Event recap: What you missed at the Digital Olfaction Panel at Monell’s Spring Colloquium

By Fanny Turlure

This month I had the pleasure of participating in a digital olfaction panel at Monell’s Spring Colloquium event. I was joined by fellow panelists from International Flavors & Fragrances Inc. (IFF) and the Monell Chemical Senses Center where we discussed the impact innovation has on the field of malodor detection and masking. If you missed the panel, here were some of the key takeaways:


Malodor masking isn’t as easy as it may seem

As malodor masking techniques continue to evolve, some challenges have come to the forefront around consistency and masking with certain fragrances. The malodor experience can vary widely from human to human and culture to culture, making it difficult to create standards across populations and geographies. Malodors also evolve over time, creating challenges around establishing a consistent, time-based odor analysis.

When it comes to masking a malodor itself, many brands and users jump to masking with what they consider a “more pleasant” fragrance. However, masking with fragrance can result in an even higher intensity odor although the malodor itself is usually decreased. This creates complications around untangling bad odors from fragrance and some combinations might ultimately give rise to other worse malodors. We’re seeing several technologies, such as digital olfaction, emerge that can help dissect and address these challenges.


Using human panels alone to screen malodors has its downfalls – but technology can help 

As brands roll out products, many rely on consumer testing through focus groups and panels to screen odors. Odors are complicated and difficult to standardize, so a human’s assessment is extremely valuable. But while human testing has its benefits such as faster results for gas odor samples and direct links to actual human perception, the approach falls short in a number of ways.

Panel design can be time consuming and expensive to organize, and accounting for diversity has become a significant issue. When testing via a human consumer panel, brands are often limited to the demographics of the area which can skew the results. Further, the sheer act of repeatedly assessing unpleasant odors is an unwelcome task for many, making recruiting testers a tricky task. Humans also risk experiencing olfactory fatigue (diminished sensitivity to all odors) and adaptation (diminished sensitivity to one specific odor to which one has been exposed for a prolonged time) which impacts their ability to consistently evaluate odors over time.

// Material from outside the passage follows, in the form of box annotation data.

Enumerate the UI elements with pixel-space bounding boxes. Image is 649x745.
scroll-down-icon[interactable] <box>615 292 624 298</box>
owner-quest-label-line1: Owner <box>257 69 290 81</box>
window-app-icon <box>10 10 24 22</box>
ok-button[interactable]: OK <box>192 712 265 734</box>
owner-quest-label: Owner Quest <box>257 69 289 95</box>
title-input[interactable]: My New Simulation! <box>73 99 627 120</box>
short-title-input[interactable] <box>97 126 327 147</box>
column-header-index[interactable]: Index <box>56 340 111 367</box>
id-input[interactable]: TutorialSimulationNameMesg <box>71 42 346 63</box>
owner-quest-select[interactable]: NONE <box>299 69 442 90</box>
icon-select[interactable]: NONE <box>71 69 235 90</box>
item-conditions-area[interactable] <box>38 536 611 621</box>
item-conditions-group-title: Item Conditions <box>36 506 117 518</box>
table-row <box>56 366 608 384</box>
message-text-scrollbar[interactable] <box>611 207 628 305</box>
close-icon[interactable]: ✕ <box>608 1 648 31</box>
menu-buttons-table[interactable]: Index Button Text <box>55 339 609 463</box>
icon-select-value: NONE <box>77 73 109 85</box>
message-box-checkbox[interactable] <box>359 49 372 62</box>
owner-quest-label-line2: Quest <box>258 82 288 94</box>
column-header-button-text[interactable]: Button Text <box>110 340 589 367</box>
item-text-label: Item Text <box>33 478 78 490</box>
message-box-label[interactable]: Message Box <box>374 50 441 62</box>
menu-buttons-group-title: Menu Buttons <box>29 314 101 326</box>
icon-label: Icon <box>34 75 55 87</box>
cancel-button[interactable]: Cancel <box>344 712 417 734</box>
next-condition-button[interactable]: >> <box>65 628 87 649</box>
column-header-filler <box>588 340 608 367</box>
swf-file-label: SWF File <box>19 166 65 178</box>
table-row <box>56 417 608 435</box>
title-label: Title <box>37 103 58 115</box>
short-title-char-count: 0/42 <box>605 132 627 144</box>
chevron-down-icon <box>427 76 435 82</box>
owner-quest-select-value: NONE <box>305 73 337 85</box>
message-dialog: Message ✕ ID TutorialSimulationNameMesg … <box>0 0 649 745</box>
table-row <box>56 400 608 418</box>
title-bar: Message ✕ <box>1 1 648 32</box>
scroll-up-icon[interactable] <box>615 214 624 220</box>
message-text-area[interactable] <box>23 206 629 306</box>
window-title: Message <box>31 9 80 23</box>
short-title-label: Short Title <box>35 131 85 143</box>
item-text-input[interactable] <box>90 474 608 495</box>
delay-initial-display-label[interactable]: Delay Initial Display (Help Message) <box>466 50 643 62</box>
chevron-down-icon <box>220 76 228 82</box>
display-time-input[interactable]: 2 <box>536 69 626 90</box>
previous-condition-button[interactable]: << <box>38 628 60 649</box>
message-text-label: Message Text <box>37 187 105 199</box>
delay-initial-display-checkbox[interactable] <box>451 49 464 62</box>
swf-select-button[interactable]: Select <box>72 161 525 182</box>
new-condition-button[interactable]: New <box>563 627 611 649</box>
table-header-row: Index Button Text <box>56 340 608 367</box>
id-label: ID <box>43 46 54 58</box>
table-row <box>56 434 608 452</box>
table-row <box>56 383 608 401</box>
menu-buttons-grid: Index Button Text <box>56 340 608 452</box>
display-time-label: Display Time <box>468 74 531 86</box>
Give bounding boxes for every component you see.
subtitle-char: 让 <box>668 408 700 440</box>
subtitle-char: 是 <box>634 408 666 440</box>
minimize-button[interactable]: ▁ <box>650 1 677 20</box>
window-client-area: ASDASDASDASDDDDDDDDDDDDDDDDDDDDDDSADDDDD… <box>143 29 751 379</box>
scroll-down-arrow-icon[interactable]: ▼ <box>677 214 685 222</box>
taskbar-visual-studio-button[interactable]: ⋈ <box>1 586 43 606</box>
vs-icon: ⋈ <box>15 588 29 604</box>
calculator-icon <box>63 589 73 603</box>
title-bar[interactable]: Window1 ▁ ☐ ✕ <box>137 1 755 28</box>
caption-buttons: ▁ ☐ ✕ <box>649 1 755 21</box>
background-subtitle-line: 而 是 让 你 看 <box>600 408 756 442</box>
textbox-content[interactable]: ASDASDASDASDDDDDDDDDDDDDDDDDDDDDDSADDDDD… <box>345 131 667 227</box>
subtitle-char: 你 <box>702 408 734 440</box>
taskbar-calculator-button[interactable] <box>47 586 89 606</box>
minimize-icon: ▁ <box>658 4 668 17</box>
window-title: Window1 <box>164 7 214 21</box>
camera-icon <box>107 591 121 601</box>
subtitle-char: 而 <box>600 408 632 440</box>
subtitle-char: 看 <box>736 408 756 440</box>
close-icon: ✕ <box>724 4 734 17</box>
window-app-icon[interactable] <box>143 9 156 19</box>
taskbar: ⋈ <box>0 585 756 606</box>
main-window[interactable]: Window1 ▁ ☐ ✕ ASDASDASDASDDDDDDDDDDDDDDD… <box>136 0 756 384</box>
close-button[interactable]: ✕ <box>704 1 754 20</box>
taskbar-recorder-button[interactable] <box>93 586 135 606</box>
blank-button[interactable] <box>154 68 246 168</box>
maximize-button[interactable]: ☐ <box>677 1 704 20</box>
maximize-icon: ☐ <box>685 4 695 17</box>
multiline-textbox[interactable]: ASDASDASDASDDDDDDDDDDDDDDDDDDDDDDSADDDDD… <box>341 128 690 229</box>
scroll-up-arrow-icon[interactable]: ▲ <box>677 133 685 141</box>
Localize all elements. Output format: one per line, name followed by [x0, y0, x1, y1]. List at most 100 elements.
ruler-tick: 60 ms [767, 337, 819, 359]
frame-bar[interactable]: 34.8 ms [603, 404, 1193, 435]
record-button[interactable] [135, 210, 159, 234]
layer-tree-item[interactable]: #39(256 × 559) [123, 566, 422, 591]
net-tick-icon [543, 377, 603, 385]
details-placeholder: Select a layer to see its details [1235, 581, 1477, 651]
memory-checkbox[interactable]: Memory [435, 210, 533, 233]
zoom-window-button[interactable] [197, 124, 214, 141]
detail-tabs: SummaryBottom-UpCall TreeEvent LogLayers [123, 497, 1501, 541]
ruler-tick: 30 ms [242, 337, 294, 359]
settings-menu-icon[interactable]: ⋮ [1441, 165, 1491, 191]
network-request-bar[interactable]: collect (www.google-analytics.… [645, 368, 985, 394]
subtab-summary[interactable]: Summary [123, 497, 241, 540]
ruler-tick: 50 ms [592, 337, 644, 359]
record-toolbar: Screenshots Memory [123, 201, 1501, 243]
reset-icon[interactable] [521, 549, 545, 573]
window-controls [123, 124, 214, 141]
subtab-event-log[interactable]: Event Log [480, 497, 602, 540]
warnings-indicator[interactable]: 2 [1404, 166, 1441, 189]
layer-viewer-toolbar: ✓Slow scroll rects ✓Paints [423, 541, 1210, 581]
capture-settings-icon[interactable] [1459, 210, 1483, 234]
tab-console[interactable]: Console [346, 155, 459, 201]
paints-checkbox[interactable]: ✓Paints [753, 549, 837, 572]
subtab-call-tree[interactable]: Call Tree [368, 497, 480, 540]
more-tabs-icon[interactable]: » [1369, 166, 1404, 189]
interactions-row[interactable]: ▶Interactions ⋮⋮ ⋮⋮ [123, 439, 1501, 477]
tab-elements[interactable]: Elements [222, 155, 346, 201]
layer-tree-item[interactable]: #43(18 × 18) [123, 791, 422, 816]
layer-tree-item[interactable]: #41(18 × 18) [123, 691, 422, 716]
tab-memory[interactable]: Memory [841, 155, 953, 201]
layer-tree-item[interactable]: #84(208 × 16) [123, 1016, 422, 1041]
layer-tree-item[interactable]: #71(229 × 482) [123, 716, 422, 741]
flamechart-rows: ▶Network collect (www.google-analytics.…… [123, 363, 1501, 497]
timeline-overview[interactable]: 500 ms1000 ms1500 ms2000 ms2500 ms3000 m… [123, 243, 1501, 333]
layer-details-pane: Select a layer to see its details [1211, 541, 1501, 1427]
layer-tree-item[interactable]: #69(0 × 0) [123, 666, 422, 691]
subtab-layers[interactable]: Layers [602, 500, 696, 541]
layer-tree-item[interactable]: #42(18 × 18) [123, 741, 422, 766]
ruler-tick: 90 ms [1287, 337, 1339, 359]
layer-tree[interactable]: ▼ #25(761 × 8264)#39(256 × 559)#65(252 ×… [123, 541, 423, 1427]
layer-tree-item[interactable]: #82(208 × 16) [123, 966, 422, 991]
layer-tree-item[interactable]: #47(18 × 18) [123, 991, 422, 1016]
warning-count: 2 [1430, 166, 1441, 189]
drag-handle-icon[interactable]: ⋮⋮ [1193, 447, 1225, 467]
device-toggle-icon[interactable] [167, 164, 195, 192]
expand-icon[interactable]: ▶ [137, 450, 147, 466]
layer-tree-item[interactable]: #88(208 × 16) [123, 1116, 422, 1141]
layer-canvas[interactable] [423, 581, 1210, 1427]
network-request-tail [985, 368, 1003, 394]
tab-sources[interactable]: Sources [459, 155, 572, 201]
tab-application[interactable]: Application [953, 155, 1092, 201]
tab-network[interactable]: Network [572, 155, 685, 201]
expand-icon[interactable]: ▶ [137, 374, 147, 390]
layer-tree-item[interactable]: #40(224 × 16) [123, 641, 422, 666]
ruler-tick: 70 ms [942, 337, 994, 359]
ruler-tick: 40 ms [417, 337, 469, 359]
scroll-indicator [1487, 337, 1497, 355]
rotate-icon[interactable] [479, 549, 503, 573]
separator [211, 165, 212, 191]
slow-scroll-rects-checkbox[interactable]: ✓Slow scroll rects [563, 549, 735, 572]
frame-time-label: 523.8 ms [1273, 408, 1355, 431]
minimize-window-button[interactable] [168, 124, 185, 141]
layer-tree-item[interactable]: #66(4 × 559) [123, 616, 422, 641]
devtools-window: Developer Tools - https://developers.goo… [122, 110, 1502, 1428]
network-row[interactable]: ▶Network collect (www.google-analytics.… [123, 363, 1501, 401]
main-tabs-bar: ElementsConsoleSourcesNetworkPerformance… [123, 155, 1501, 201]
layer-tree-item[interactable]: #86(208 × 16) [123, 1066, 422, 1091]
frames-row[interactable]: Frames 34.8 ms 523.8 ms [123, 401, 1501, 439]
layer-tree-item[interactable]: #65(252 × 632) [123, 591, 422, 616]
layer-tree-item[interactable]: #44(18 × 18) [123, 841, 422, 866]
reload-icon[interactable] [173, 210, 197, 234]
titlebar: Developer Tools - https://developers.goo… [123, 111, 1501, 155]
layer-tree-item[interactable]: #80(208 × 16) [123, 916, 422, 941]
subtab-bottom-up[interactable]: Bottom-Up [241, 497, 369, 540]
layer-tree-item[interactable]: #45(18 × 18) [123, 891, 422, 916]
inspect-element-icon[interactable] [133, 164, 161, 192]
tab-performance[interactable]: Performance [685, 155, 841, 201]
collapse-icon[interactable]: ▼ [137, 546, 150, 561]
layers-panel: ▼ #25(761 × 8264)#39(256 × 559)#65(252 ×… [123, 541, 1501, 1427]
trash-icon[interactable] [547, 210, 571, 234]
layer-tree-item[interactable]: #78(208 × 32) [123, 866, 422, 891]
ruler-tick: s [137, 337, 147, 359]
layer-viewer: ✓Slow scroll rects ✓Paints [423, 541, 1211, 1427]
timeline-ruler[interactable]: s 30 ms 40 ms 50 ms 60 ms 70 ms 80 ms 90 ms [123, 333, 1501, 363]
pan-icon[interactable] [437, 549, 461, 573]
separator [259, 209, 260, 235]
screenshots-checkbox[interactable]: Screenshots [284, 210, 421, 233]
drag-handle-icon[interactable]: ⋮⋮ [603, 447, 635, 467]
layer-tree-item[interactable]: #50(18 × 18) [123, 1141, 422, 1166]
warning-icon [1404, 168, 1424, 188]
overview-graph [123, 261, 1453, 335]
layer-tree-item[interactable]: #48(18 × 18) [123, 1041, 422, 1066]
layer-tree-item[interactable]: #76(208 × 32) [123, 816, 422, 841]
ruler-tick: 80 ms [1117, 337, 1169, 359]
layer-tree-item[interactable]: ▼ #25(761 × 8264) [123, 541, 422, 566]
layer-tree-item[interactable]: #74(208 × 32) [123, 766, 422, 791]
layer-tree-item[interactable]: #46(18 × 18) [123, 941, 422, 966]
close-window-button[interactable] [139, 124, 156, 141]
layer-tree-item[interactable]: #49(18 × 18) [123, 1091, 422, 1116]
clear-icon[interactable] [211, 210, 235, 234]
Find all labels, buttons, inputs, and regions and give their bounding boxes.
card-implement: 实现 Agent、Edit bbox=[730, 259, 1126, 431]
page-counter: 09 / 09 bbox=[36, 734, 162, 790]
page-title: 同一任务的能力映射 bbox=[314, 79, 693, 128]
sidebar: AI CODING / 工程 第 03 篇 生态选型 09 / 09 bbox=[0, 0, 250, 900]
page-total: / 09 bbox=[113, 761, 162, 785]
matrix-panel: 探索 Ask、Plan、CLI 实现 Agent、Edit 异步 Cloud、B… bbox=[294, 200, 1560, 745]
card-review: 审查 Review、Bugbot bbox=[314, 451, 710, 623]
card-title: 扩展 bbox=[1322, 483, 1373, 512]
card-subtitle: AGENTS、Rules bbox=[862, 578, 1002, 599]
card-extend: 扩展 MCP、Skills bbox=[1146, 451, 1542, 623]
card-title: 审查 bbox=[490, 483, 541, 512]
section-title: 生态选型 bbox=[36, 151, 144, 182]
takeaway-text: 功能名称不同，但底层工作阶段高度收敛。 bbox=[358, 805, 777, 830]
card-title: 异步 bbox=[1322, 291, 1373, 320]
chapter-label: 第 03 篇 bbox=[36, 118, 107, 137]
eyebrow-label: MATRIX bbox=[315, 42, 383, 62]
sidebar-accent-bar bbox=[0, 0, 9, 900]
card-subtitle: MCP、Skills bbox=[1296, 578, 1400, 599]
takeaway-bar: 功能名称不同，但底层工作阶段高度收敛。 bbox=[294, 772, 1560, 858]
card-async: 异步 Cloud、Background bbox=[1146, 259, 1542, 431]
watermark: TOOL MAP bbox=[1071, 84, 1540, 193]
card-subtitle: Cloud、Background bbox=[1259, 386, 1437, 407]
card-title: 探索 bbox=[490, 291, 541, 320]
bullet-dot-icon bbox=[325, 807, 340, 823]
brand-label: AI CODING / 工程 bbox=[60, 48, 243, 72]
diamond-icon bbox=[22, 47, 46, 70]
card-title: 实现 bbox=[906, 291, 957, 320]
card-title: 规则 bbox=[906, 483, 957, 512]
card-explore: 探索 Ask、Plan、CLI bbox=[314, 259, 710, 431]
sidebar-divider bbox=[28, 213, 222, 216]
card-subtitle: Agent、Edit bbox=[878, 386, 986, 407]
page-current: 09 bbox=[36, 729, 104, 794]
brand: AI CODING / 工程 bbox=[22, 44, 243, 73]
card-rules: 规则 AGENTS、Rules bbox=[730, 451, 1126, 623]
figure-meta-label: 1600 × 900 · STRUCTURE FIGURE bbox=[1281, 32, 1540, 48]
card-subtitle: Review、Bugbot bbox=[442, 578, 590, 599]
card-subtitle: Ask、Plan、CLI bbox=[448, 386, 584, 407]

This is why many brands have turned to incorporating analytical equipment and technology for more efficient and effective odor testing. It’s safe to say that equipment doesn’t tire and can run 24/7. It does not experience olfactory fatigue or adaptation and can test more formulations than humans in any given time period. Many labs use a host of analytical techniques such as gas chromatography–mass spectrometry (GC-MS) to help augment the testing process. However, GC-MS can take a long time for results with limited throughput, resulting in a limited capacity for screening samples. Digital olfaction also quickly assesses materials and ensures product consistency through odor analysis, streamlining results by enabling labs to send only the best performing products to human panels for final evaluation.


Innovation is on the rise!

There were a few malodor innovations discussed at the event that I was particularly excited about. The first being the increased application of machine learning and artificial intelligence to augment human panels to empower brands to better account for regional and cultural preferences. Even though it is clear that technology helps expedite malodor testing, some level of human involvement in the evaluation process will need to remain (at least in the near future), so addressing this diversity challenge is critical.

Along the same lines, the industry is working towards a solution to make digital tools more relevant and representative of the human smelling experience. How can data be translated into hedonic characteristics, and even into like/dislike or judgment? The jury is still out on this one, but we’re seeing more organizations experiment with building models around how data and specific patterns could be translated into hedonic characteristics. In an ideal world, input and data from human panels and technology, like digital olfaction tools, would cross-feed each other for the most accurate and streamlined malodor analysis.